Fecero un bagno rilassato laddove l’acqua era bassa, lei evitò di bagnarsi i capelli e lui scordò di guardare l’orologio mentre i paguri si aggrappavano alle loro dita immerse nella sabbia per tenersi fermi, e per quanto possibile, vicini, in modo da non parlare ad alta voce pur riuscendosi ancora a sentire. La pelle d’oca che le vide indosso lo spinse a proporle una passeggiata in direzione del sole che dietro le alture di quelle terre tentava di nascondersi. Così passeggiarono finché non fu asciutta, mentre condividevano i ricordi di quando si erano conosciuti le prime volte, e le dinamiche che li avevano avvicinati.
Col sole calante e la fame incalzante tornarono a casa. La fame dei baci che ancora avrebbero voluto scambiarsi e del rosso del cielo che videro solo dalla macchina mentre disperatamente cercavano uno slargo in cui lasciarla, facendo avanti e indietro su quel tratto di costa che sembrava non finire mai. Alla fine riuscirono a godere degli ultimi minuti di quella discesa silenziosa e nel ritorno a casa dirottarono alla volta di una pizzeria che fece trovar loro pronte due pizze a portar via. Era già tutto apparecchiato, così come il film era già stato scelto, anche se nessuno dei due lo avrebbe poi visto, una volta sdraiatisi l’uno accanto all’altro dopo cena.

Al mattino presto lei fece silenziosamente capolino in cucina, dove la luce crescente di un mattino ancora fresco illuminava le pagine del libro che, per i sensi di colpa che la angosciavano ogni volta che trascorreva troppo tempo lontana dallo studio, aveva in ultimo infilato in borsa mentre usciva di casa. Quella borsa così piccola che qualcun altro si sarebbe sorpreso a scoprirvi dentro persino un cambio, oltre allo spazzolino ed ai suoi effetti personali. Quando lui si fu svegliato prepararono il caffè, ma lei aveva già addentato la frutta che si era premurata di comprare per sé.
Seppur senza le pinne che avrebbe voluto portare con sé in quella breve trasferta improvvisata, decisero a metà mattina di avviarsi, con ai piedi vecchie scarpe sacrificabili, alla volta delle grotte che in quell’area erano un’attrazione.
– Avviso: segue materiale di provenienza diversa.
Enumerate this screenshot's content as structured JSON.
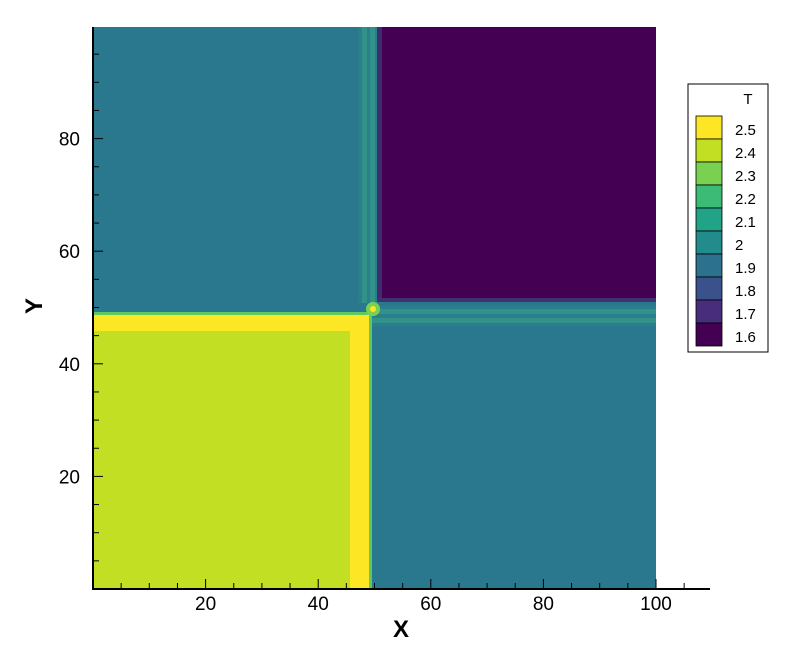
{
  "chart_data": {
    "type": "heatmap",
    "title": "",
    "xlabel": "X",
    "ylabel": "Y",
    "xlim": [
      0,
      100
    ],
    "ylim": [
      0,
      100
    ],
    "x_ticks": [
      20,
      40,
      60,
      80,
      100
    ],
    "y_ticks": [
      20,
      40,
      60,
      80
    ],
    "colorbar": {
      "title": "T",
      "levels": [
        2.5,
        2.4,
        2.3,
        2.2,
        2.1,
        2,
        1.9,
        1.8,
        1.7,
        1.6
      ],
      "colors": [
        "#fde725",
        "#c2df23",
        "#7ad151",
        "#3bbb75",
        "#20a386",
        "#228c8d",
        "#2c728e",
        "#3b518b",
        "#472d7b",
        "#440154"
      ],
      "placement": "right"
    },
    "regions": [
      {
        "name": "top-left quadrant",
        "x": [
          0,
          48
        ],
        "y": [
          49,
          100
        ],
        "value": 2.0
      },
      {
        "name": "top-right quadrant",
        "x": [
          51,
          100
        ],
        "y": [
          51,
          100
        ],
        "value": 1.6
      },
      {
        "name": "bottom-right quadrant",
        "x": [
          49,
          100
        ],
        "y": [
          0,
          48
        ],
        "value": 2.0
      },
      {
        "name": "bottom-left quadrant",
        "x": [
          0,
          46
        ],
        "y": [
          0,
          46
        ],
        "value": 2.4
      },
      {
        "name": "horizontal front",
        "x": [
          0,
          48
        ],
        "y": [
          46,
          48.5
        ],
        "value": 2.5
      },
      {
        "name": "vertical front",
        "x": [
          46,
          48.5
        ],
        "y": [
          0,
          48.5
        ],
        "value": 2.5
      }
    ]
  }
}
Raggiunto un posto consono ad abbandonare lo zaino che avevano con sé, entrarono in acqua. Nuotarono senza pensare ad altro se non alla grotta successiva da raggiungere, incuranti del mare che pian piano si gonfiava e che rese faticoso il rientro. Affamati rientrarono in casa, sentendosi meritevoli di quella ricetta già programmata per cui avevan già preparato la bocca.
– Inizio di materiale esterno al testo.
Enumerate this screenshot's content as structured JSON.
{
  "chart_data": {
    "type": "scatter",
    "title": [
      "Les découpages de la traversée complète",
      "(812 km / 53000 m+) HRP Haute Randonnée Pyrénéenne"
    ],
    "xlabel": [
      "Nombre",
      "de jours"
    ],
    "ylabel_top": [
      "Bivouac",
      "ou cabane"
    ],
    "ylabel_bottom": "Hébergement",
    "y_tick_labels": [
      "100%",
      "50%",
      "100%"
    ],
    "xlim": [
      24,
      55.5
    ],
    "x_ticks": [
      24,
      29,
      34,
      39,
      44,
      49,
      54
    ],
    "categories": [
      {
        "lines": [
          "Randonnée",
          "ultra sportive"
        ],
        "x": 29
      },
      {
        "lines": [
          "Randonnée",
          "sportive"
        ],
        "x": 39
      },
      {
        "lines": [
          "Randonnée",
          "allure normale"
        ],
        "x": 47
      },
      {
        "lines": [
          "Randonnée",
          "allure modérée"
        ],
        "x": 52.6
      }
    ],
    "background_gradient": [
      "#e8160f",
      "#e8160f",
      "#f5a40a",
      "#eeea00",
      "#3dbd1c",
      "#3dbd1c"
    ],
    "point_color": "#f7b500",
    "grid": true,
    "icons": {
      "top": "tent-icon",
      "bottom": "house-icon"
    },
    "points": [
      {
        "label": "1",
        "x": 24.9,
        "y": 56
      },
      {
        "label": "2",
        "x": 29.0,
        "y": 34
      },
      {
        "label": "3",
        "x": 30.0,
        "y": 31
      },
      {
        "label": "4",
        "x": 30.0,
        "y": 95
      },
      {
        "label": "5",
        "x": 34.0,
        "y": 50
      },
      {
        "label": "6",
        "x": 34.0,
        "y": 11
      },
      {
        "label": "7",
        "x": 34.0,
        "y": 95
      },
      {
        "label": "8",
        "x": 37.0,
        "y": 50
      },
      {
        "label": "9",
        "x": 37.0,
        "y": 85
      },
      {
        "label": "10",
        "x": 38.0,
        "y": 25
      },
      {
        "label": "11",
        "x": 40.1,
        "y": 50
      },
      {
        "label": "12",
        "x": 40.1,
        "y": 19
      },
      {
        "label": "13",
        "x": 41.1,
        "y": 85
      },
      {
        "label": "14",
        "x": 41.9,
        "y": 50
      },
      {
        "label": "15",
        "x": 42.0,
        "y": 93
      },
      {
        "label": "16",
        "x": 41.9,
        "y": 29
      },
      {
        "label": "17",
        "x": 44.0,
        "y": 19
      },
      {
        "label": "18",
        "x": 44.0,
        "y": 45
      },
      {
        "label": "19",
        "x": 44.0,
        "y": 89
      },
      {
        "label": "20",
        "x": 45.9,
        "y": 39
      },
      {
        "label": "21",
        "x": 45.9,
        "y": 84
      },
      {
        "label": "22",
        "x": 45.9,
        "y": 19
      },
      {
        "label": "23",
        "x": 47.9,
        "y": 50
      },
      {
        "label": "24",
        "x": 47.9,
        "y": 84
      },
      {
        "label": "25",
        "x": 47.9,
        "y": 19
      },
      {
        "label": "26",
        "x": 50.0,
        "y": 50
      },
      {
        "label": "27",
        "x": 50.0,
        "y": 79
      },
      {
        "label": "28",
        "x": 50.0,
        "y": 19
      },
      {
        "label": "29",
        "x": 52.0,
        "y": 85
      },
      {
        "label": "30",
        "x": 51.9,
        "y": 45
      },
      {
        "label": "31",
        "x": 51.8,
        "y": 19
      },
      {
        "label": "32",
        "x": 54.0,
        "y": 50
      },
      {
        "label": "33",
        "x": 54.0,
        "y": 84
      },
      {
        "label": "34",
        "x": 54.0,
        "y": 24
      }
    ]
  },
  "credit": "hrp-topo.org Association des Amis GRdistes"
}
Ma questa volta mangiarono l’uno di fronte all’altra. Questo, nonostante non ce ne fosse motivo, la faceva sentire più vulnerabile, come qualunque situazione che concedesse al suo interlocutore di guardarla negli occhi.
Bastò quel pizzicotto sulla guancia per sciogliere in lei quella tensione ingiustificata.
Bastò quel gesto a lasciarle un po’ di sale sulla pelle.